Tingginya alih fungsi lahan ini pun berupaya dikendalikan oleh Pemkab setempat melalui OPD terkait. Diantaranya dengan menggejot aturan Lahan Sawah Dilindungi (LSD) dan Perlindungan Lahan Pertanian Pangan Berkelanjutan (LP2B). Selain itu, OPD selektif memberikan kajian dalam penerbitan rekomendasi penggunaan lahan untuk pembangunan perumahan. Kepala Distan Lobar Damayanti Widyaningrum mengatakan, luas lahan sawah di Lobar mencapai 14.560 hektar.
Dari luas lahan itu, selama tiga tahun terakhir (2021-2023) dialih fungsikan mencapai rata-rata 120 Hektar tiap tahun, “itu terdiri dari semua jenis lahan, irigasi pertanian dan kebun,”jelas Damayanti, akhir pekan kemarin. Dirinci dari tahun 2023 ada 120 hektar lebih, tahun 2022 seluas 156 hektar dan 2021 yang dialih fungsikan seluas 187 hektar.
Diakuinya, faktor posisi Lobar yang strategis karena dekat dengan kota Mataram menyebabkan lahan-lahan pertanian terutama yang produktif banyak yang terpakai untuk pembangunan. “Karena kita dekat dengan kota Mataram, jadinya lahan Lobar itu banyak sekali menjadi primadona (Untuk pembangunan perumahan),” terangnya.
Dimana Lobar masuk sebagai tunggal kendali Mataram metro sehingga banyak sekali pengusaha developer ingin membangun perumahan di wilayah Lobar terutama yang berada di perbatasan dengan Kota Mataram. Hal ini pun sulit dielakkan, karena masyarakat juga berhak mendapatkan sandang, pangan dan papan terkait Perumahan. “Disatu sisi harus disiapkan perumahan dan satu sisi juga siapkan ketahanan pangan,” ujarnya.

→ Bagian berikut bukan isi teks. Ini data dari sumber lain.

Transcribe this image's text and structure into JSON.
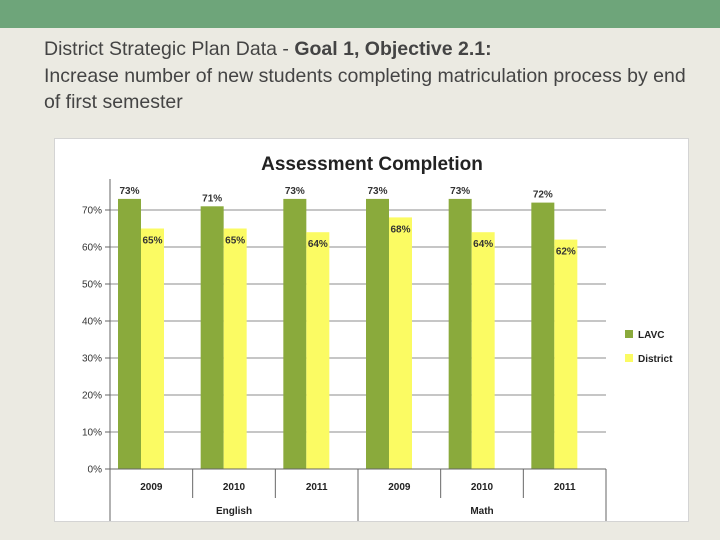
{
  "slide": {
    "title_prefix": "District Strategic Plan Data - ",
    "title_goal": "Goal 1, Objective 2.1:",
    "title_rest": "Increase number of new students completing matriculation process by end of first semester"
  },
  "colors": {
    "top_bar": "#6ea57a",
    "background": "#ebeae2",
    "lavc": "#8aaa3c",
    "district": "#fbfb63"
  },
  "chart_data": {
    "type": "bar",
    "title": "Assessment Completion",
    "xlabel": "",
    "ylabel": "",
    "ylim": [
      0,
      80
    ],
    "yticks": [
      "0%",
      "10%",
      "20%",
      "30%",
      "40%",
      "50%",
      "60%",
      "70%"
    ],
    "grid": true,
    "legend_position": "right",
    "groups": [
      {
        "name": "English",
        "categories": [
          "2009",
          "2010",
          "2011"
        ]
      },
      {
        "name": "Math",
        "categories": [
          "2009",
          "2010",
          "2011"
        ]
      }
    ],
    "categories": [
      "2009",
      "2010",
      "2011",
      "2009",
      "2010",
      "2011"
    ],
    "series": [
      {
        "name": "LAVC",
        "values": [
          73,
          71,
          73,
          73,
          73,
          72
        ],
        "labels": [
          "73%",
          "71%",
          "73%",
          "73%",
          "73%",
          "72%"
        ]
      },
      {
        "name": "District",
        "values": [
          65,
          65,
          64,
          68,
          64,
          62
        ],
        "labels": [
          "65%",
          "65%",
          "64%",
          "68%",
          "64%",
          "62%"
        ]
      }
    ]
  }
}
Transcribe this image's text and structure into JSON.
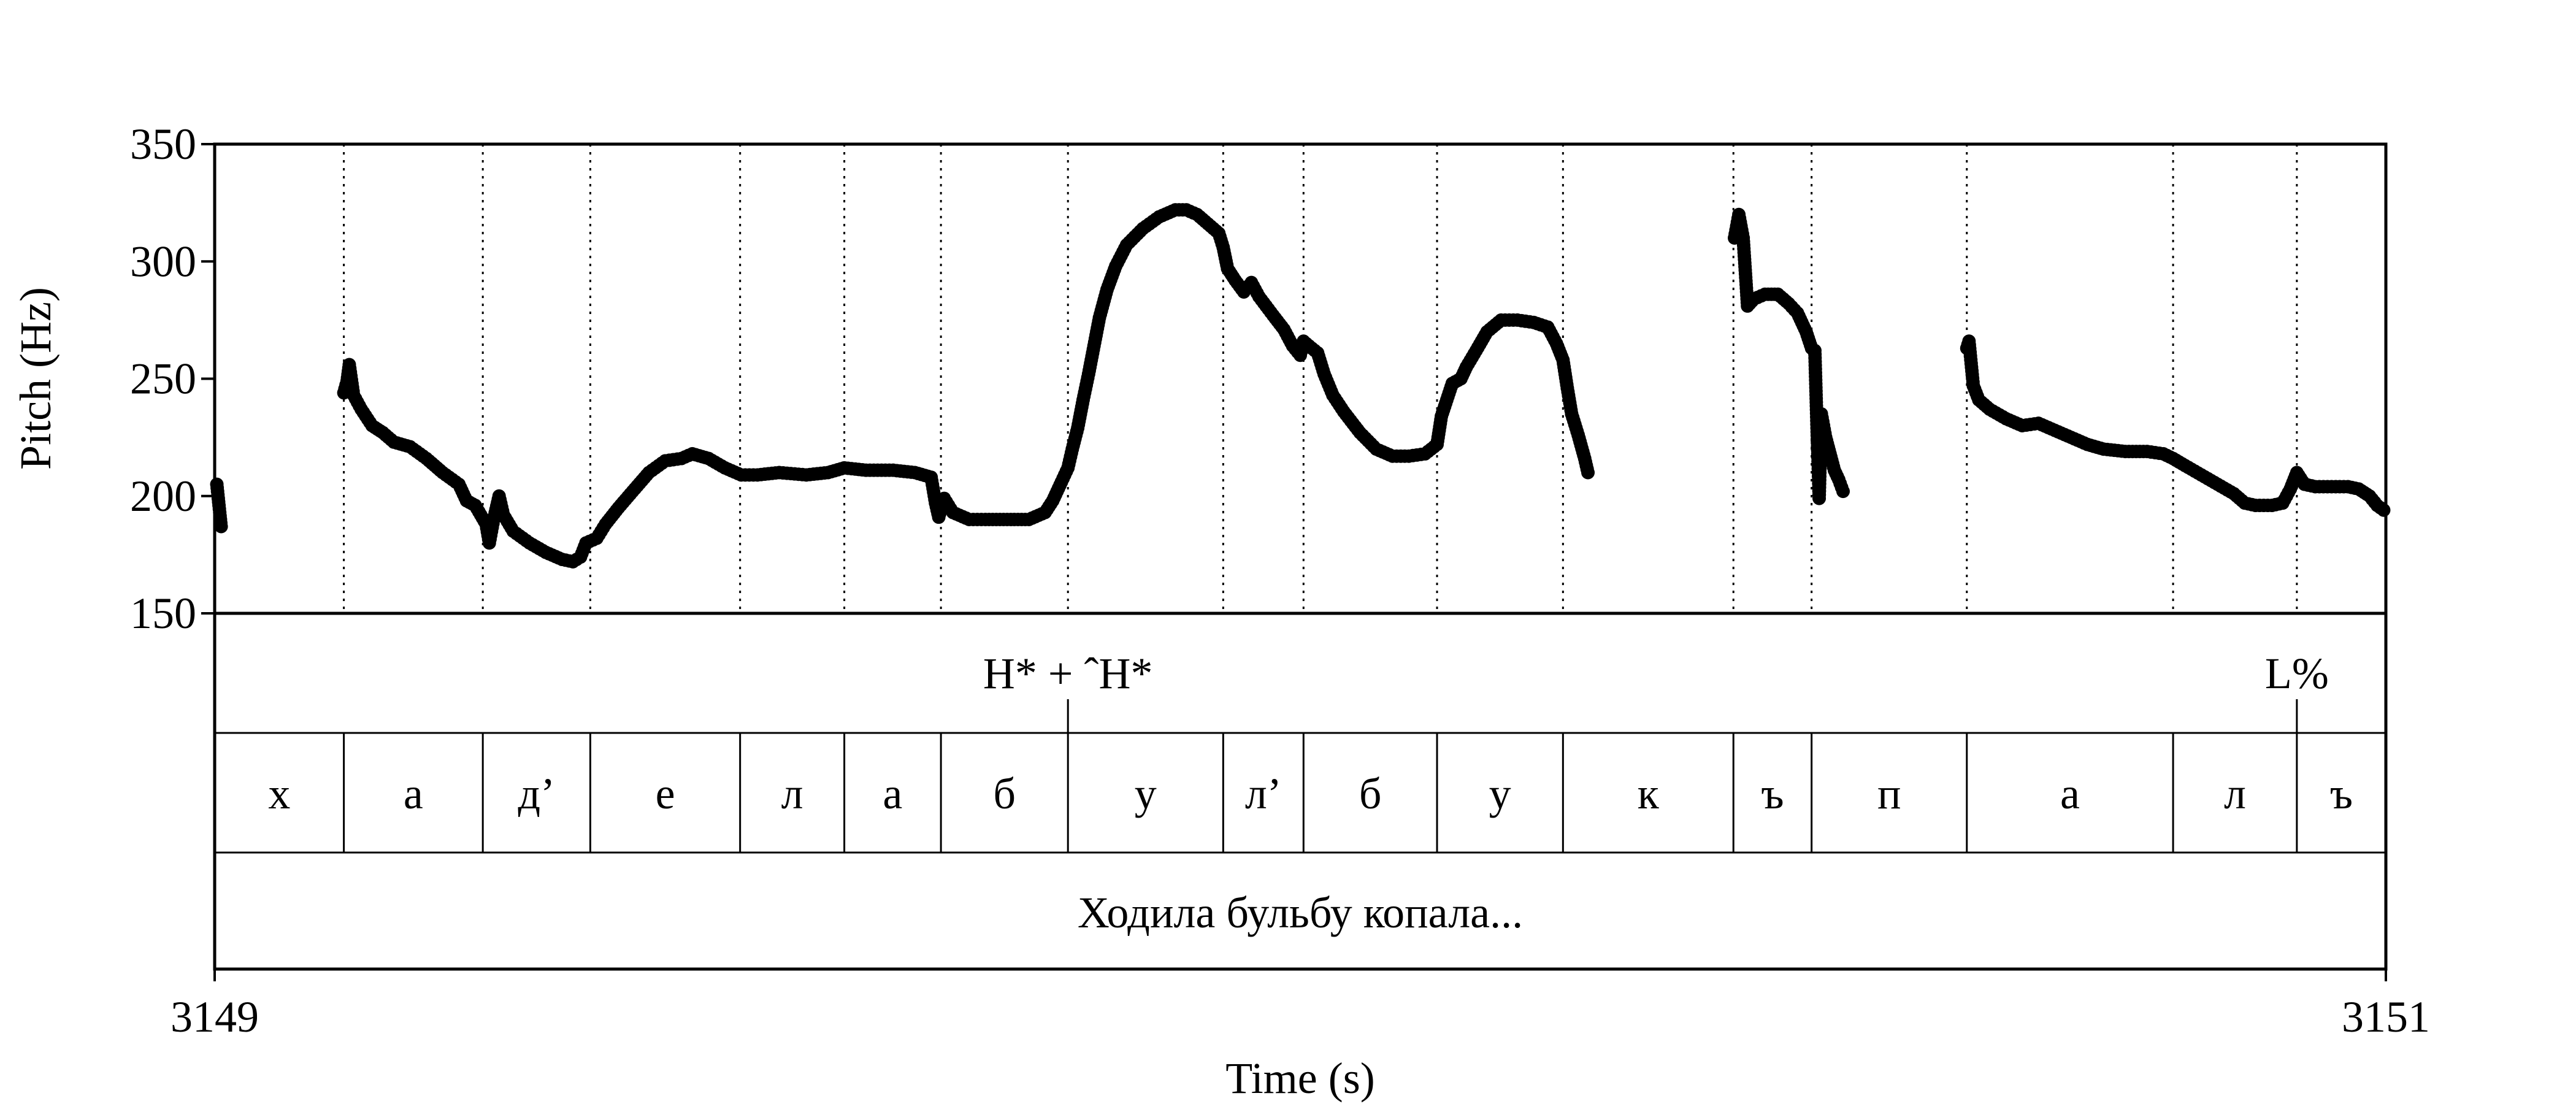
{
  "chart_data": {
    "type": "scatter",
    "title": "",
    "xlabel": "Time (s)",
    "ylabel": "Pitch (Hz)",
    "xlim": [
      3149,
      3151
    ],
    "ylim": [
      150,
      350
    ],
    "x_ticks": [
      "3149",
      "3151"
    ],
    "y_ticks": [
      "350",
      "300",
      "250",
      "200",
      "150"
    ],
    "grid": false,
    "marker_color": "#000000",
    "tiers": {
      "tones": {
        "boundaries": [
          3149.786,
          3150.918
        ],
        "labels": [
          {
            "text": "H* + ˆH*",
            "t": 3149.786
          },
          {
            "text": "L%",
            "t": 3150.918
          }
        ]
      },
      "segments": {
        "boundaries": [
          3149.119,
          3149.247,
          3149.346,
          3149.484,
          3149.58,
          3149.669,
          3149.786,
          3149.929,
          3150.003,
          3150.126,
          3150.242,
          3150.399,
          3150.471,
          3150.614,
          3150.804,
          3150.918
        ],
        "labels": [
          "х",
          "а",
          "д’",
          "е",
          "л",
          "а",
          "б",
          "у",
          "л’",
          "б",
          "у",
          "к",
          "ъ",
          "п",
          "а",
          "л",
          "ъ"
        ]
      },
      "phrase": {
        "labels": [
          "Ходила бульбу копала..."
        ]
      }
    },
    "series": [
      {
        "segments": [
          [
            [
              3149.002,
              205
            ],
            [
              3149.006,
              187
            ]
          ],
          [
            [
              3149.119,
              244
            ],
            [
              3149.122,
              249
            ],
            [
              3149.124,
              256
            ],
            [
              3149.128,
              243
            ],
            [
              3149.135,
              237
            ],
            [
              3149.145,
              230
            ],
            [
              3149.155,
              227
            ],
            [
              3149.165,
              223
            ],
            [
              3149.18,
              221
            ],
            [
              3149.195,
              216
            ],
            [
              3149.21,
              210
            ],
            [
              3149.225,
              205
            ],
            [
              3149.232,
              198
            ],
            [
              3149.24,
              196
            ],
            [
              3149.245,
              192
            ],
            [
              3149.25,
              188
            ],
            [
              3149.253,
              180
            ],
            [
              3149.257,
              190
            ],
            [
              3149.262,
              200
            ],
            [
              3149.266,
              192
            ],
            [
              3149.275,
              185
            ],
            [
              3149.29,
              180
            ],
            [
              3149.305,
              176
            ],
            [
              3149.32,
              173
            ],
            [
              3149.33,
              172
            ],
            [
              3149.337,
              174
            ],
            [
              3149.342,
              180
            ],
            [
              3149.352,
              182
            ],
            [
              3149.36,
              188
            ],
            [
              3149.372,
              195
            ],
            [
              3149.385,
              202
            ],
            [
              3149.4,
              210
            ],
            [
              3149.415,
              215
            ],
            [
              3149.43,
              216
            ],
            [
              3149.44,
              218
            ],
            [
              3149.455,
              216
            ],
            [
              3149.47,
              212
            ],
            [
              3149.485,
              209
            ],
            [
              3149.5,
              209
            ],
            [
              3149.52,
              210
            ],
            [
              3149.545,
              209
            ],
            [
              3149.565,
              210
            ],
            [
              3149.58,
              212
            ],
            [
              3149.6,
              211
            ],
            [
              3149.625,
              211
            ],
            [
              3149.645,
              210
            ],
            [
              3149.66,
              208
            ],
            [
              3149.664,
              197
            ],
            [
              3149.667,
              191
            ],
            [
              3149.672,
              199
            ],
            [
              3149.68,
              193
            ],
            [
              3149.695,
              190
            ],
            [
              3149.71,
              190
            ],
            [
              3149.73,
              190
            ],
            [
              3149.75,
              190
            ],
            [
              3149.765,
              193
            ],
            [
              3149.772,
              198
            ],
            [
              3149.78,
              206
            ],
            [
              3149.786,
              212
            ],
            [
              3149.79,
              220
            ],
            [
              3149.795,
              229
            ],
            [
              3149.8,
              241
            ],
            [
              3149.805,
              252
            ],
            [
              3149.81,
              264
            ],
            [
              3149.815,
              276
            ],
            [
              3149.822,
              288
            ],
            [
              3149.83,
              298
            ],
            [
              3149.84,
              307
            ],
            [
              3149.855,
              314
            ],
            [
              3149.87,
              319
            ],
            [
              3149.885,
              322
            ],
            [
              3149.895,
              322
            ],
            [
              3149.905,
              320
            ],
            [
              3149.915,
              316
            ],
            [
              3149.925,
              312
            ],
            [
              3149.929,
              306
            ],
            [
              3149.933,
              297
            ],
            [
              3149.94,
              292
            ],
            [
              3149.948,
              287
            ],
            [
              3149.955,
              291
            ],
            [
              3149.962,
              285
            ],
            [
              3149.975,
              277
            ],
            [
              3149.985,
              271
            ],
            [
              3149.993,
              264
            ],
            [
              3150.0,
              260
            ],
            [
              3150.003,
              266
            ],
            [
              3150.008,
              264
            ],
            [
              3150.016,
              261
            ],
            [
              3150.022,
              252
            ],
            [
              3150.03,
              243
            ],
            [
              3150.04,
              236
            ],
            [
              3150.055,
              227
            ],
            [
              3150.07,
              220
            ],
            [
              3150.085,
              217
            ],
            [
              3150.1,
              217
            ],
            [
              3150.115,
              218
            ],
            [
              3150.126,
              222
            ],
            [
              3150.13,
              234
            ],
            [
              3150.135,
              241
            ],
            [
              3150.14,
              248
            ],
            [
              3150.148,
              250
            ],
            [
              3150.153,
              255
            ],
            [
              3150.162,
              262
            ],
            [
              3150.172,
              270
            ],
            [
              3150.185,
              275
            ],
            [
              3150.2,
              275
            ],
            [
              3150.215,
              274
            ],
            [
              3150.228,
              272
            ],
            [
              3150.236,
              265
            ],
            [
              3150.242,
              258
            ],
            [
              3150.246,
              246
            ],
            [
              3150.25,
              235
            ],
            [
              3150.256,
              226
            ],
            [
              3150.262,
              216
            ],
            [
              3150.265,
              210
            ]
          ],
          [
            [
              3150.4,
              310
            ],
            [
              3150.404,
              320
            ],
            [
              3150.408,
              310
            ],
            [
              3150.412,
              281
            ],
            [
              3150.418,
              284
            ],
            [
              3150.428,
              286
            ],
            [
              3150.44,
              286
            ],
            [
              3150.45,
              282
            ],
            [
              3150.458,
              278
            ],
            [
              3150.466,
              270
            ],
            [
              3150.471,
              263
            ],
            [
              3150.474,
              262
            ],
            [
              3150.476,
              229
            ],
            [
              3150.478,
              199
            ],
            [
              3150.48,
              235
            ],
            [
              3150.484,
              225
            ],
            [
              3150.488,
              218
            ],
            [
              3150.492,
              211
            ],
            [
              3150.496,
              207
            ],
            [
              3150.5,
              202
            ]
          ],
          [
            [
              3150.614,
              263
            ],
            [
              3150.616,
              266
            ],
            [
              3150.62,
              247
            ],
            [
              3150.625,
              241
            ],
            [
              3150.635,
              237
            ],
            [
              3150.65,
              233
            ],
            [
              3150.665,
              230
            ],
            [
              3150.68,
              231
            ],
            [
              3150.695,
              228
            ],
            [
              3150.71,
              225
            ],
            [
              3150.725,
              222
            ],
            [
              3150.74,
              220
            ],
            [
              3150.76,
              219
            ],
            [
              3150.78,
              219
            ],
            [
              3150.795,
              218
            ],
            [
              3150.804,
              216
            ],
            [
              3150.815,
              213
            ],
            [
              3150.83,
              209
            ],
            [
              3150.845,
              205
            ],
            [
              3150.86,
              201
            ],
            [
              3150.87,
              197
            ],
            [
              3150.88,
              196
            ],
            [
              3150.895,
              196
            ],
            [
              3150.905,
              197
            ],
            [
              3150.912,
              203
            ],
            [
              3150.918,
              210
            ],
            [
              3150.925,
              205
            ],
            [
              3150.935,
              204
            ],
            [
              3150.95,
              204
            ],
            [
              3150.965,
              204
            ],
            [
              3150.975,
              203
            ],
            [
              3150.985,
              200
            ],
            [
              3150.992,
              196
            ],
            [
              3150.998,
              194
            ]
          ]
        ]
      }
    ]
  }
}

Untuk menyikapi dan mengantisipasi makin tergerusnya lahan produktif tersebut. Pihaknya saat ini sedang menyusun aturan Perbup LP2B. Kaitan dengan itu, pihaknya sudah berkoordinasi dengan dinas PU. Sejauh ini sudah ada titik-titik yang akan dijadikan LSD yang berkisar 10 ribu hektar. Nantinya lahan yang masuk LSD ini tidak boleh diutak-atik. Lahan pertanian ini akan dibagi zonasinya. Zona yang bisa dibangun perumahan, zona warning harus ada syarat-syarat tertentu untuk dibangun dan ada zona tidak boleh sama sekali dibangun perumahan.
“Sementara hal tersebut (aturan) belum jadi, kami betul-betul selektif untuk menentukan apakah boleh untuk dibangun perumahan,” jelasnya. Sejauh ini sudah banyak yang masuk permohonan untuk membuat kajian sebagai dasar rekomendasi boleh tidak dibangun. Namun pihaknya melihat dulu secara selektif. Kalau lahannya sudah terhimpit perumahan, maka itu jadi pertimbangan untuk dilepas. “Tapi kalau masih dalam bentuk hamparan luas, tunggu dulu, kami selektif,” tegasnya.
Titik lahan inipun sudah dipetakan, dan itu sudah diserahkan ke Dinas PUTR. Dimana tiap kecamatan ada yang dijadikan lahan pertanian berkelanjutan dan untuk pembangunan perumahan. Data inilah lanjut dia yalang belum selesai dibahas dengan PU, sehingga itu yang digenjot diselesaikan hingga dihasilkan dalam bentuk Perbup. Lebih lanjut dijelaskan, dalam proses penertiban izin itu sendiri masing-masing OPD diminta kajian untuk diberikan ke TKPRD. Dinas pertanian dari sisi lanan, kemudian OPD lain menyangkut irigasi dan limbah serta Lalin.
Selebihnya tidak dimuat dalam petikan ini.